De Roomba Combo j9+ is een model dat je vloeren zowel kan stofzuigen als dweilen. De Combo j9 beschikt over een opvangbak van 31 cl en hij kan zelf zijn inhoud legen in het automatische basisstation dat bij de set hoort. De Li‑ion‑accu zorgt voor een lange gebruiksduur en de robot maakt een routeplanning zodat elke ruimte efficiënt wordt schoongemaakt.

Via de app kun je zones instellen waar de robot niet mag komen en het dweilelement in‑ of uitschakelen. In de basis maakt de Combo j9+ zelfstandig een kaart van je woning en keert terug naar het station wanneer de accu moet opladen of de stofcontainer vol is. De robot is bedoeld voor huishoudens die gemak belangrijk vinden en biedt naast stofzuigen ook een dweilfunctie voor hardere vloeren.

MOVA Tech P50 Ultra

De MOVA Tech P50 Ultra is een forse robotstofzuiger met een basisstation. Het apparaat heeft een stofreservoir van 30 cl en wordt geleverd met een basisstation waarin je het stof eenvoudig kunt verwijderen. De robot produceert een geluidsniveau van 74 dB, iets hoger dan de Philips‑modellen, en weegt inclusief station ruim 13 kg.
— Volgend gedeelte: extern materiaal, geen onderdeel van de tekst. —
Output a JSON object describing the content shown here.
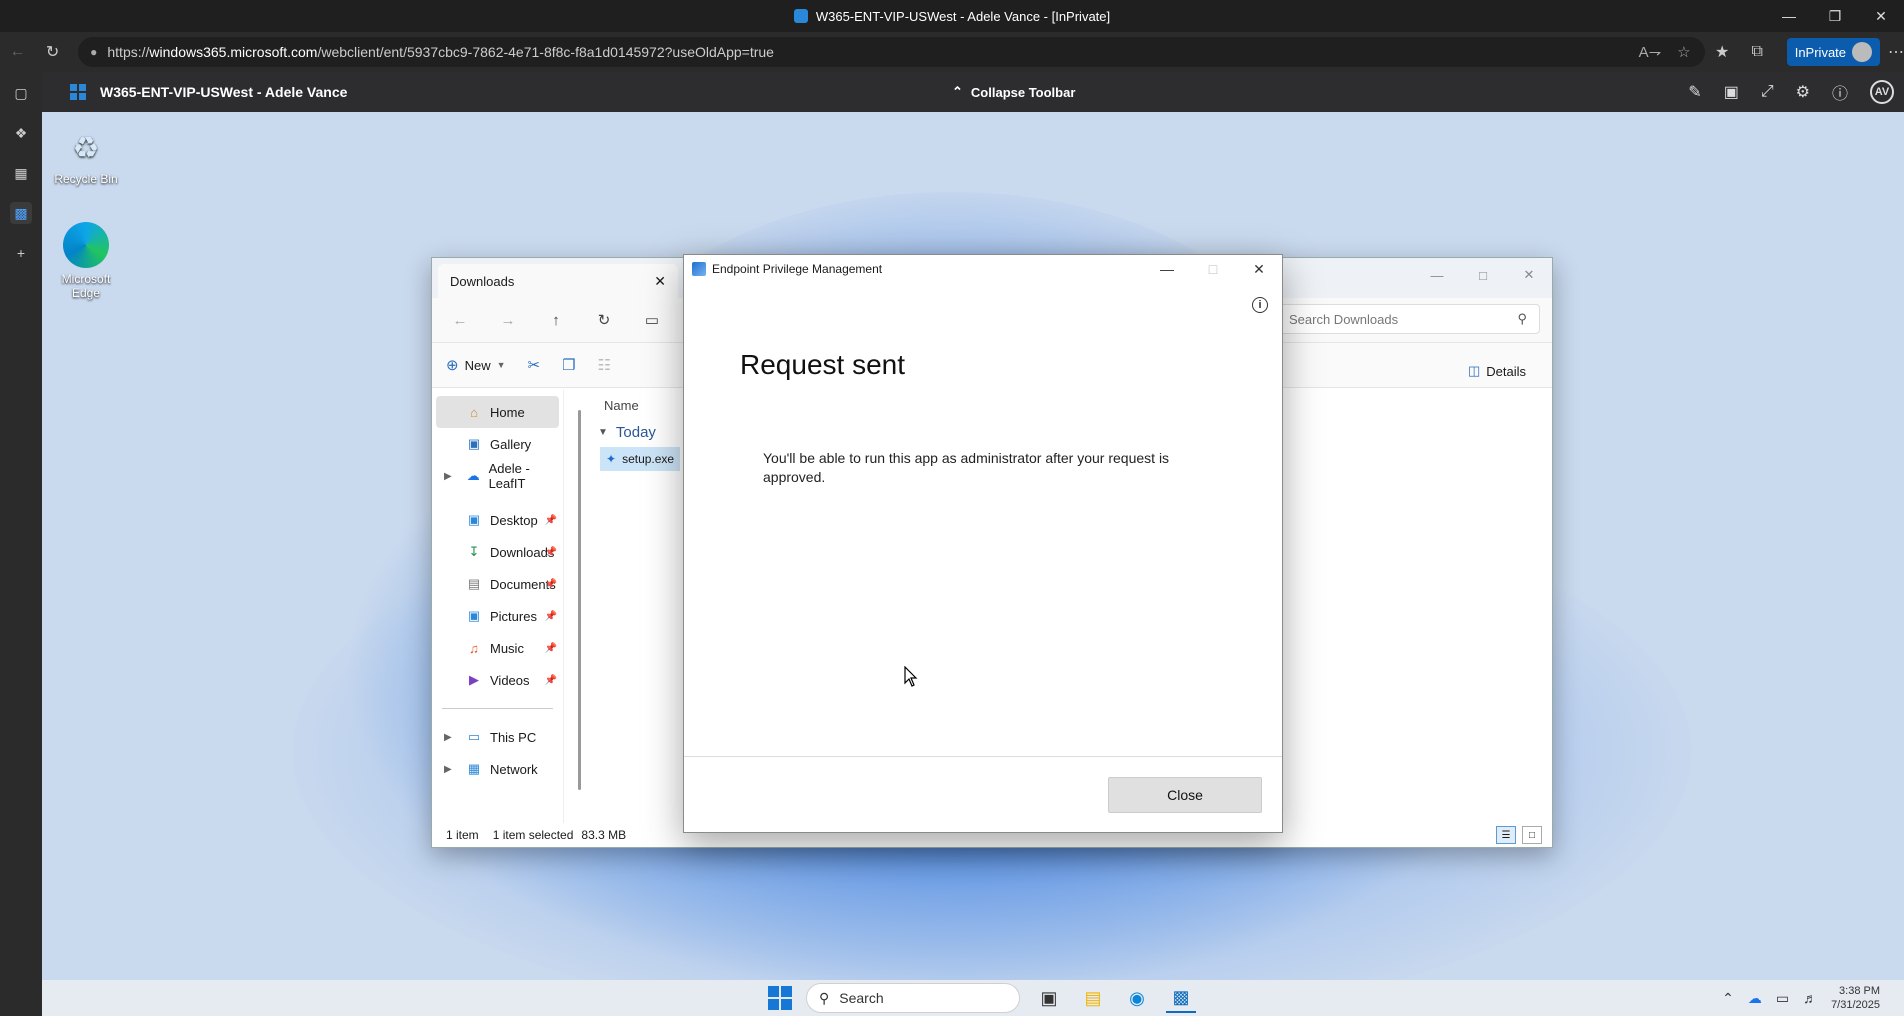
{
  "browser": {
    "window_title": "W365-ENT-VIP-USWest - Adele Vance - [InPrivate]",
    "url_prefix": "https://",
    "url_host": "windows365.microsoft.com",
    "url_path": "/webclient/ent/5937cbc9-7862-4e71-8f8c-f8a1d0145972?useOldApp=true",
    "inprivate_label": "InPrivate"
  },
  "w365": {
    "name": "W365-ENT-VIP-USWest - Adele Vance",
    "collapse_label": "Collapse Toolbar",
    "avatar_initials": "AV"
  },
  "desktop": {
    "icons": [
      {
        "label": "Recycle Bin"
      },
      {
        "label": "Microsoft Edge"
      }
    ]
  },
  "explorer": {
    "tab_title": "Downloads",
    "new_label": "New",
    "search_placeholder": "Search Downloads",
    "details_label": "Details",
    "column_name": "Name",
    "group_label": "Today",
    "file_name": "setup.exe",
    "nav": {
      "home": "Home",
      "gallery": "Gallery",
      "onedrive": "Adele - LeafIT",
      "desktop": "Desktop",
      "downloads": "Downloads",
      "documents": "Documents",
      "pictures": "Pictures",
      "music": "Music",
      "videos": "Videos",
      "thispc": "This PC",
      "network": "Network"
    },
    "status": {
      "items": "1 item",
      "selected": "1 item selected",
      "size": "83.3 MB"
    }
  },
  "epm_dialog": {
    "title": "Endpoint Privilege Management",
    "heading": "Request sent",
    "message": "You'll be able to run this app as administrator after your request is approved.",
    "close_label": "Close"
  },
  "taskbar": {
    "search_label": "Search",
    "time": "3:38 PM",
    "date": "7/31/2025"
  },
  "colors": {
    "accent": "#0f6cbd",
    "inprivate": "#0b5cad",
    "selection": "#cce4f7"
  }
}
Hij kan uiteraard ook automatisch terugkeren naar het station om op te laden of te legen. In de specificaties staat dat de MOVA is voorzien van een Li‑ion‑batterij en dat hij zowel kan stofzuigen als dweilen. De meegeleverde app maakt het mogelijk om routes in te stellen en zones te blokkeren. Met een vermogen van 700 W is hij krachtig genoeg voor tapijten en harde vloeren. Het is geschikt voor mensen die een uitgebreid station met automatische functies willen.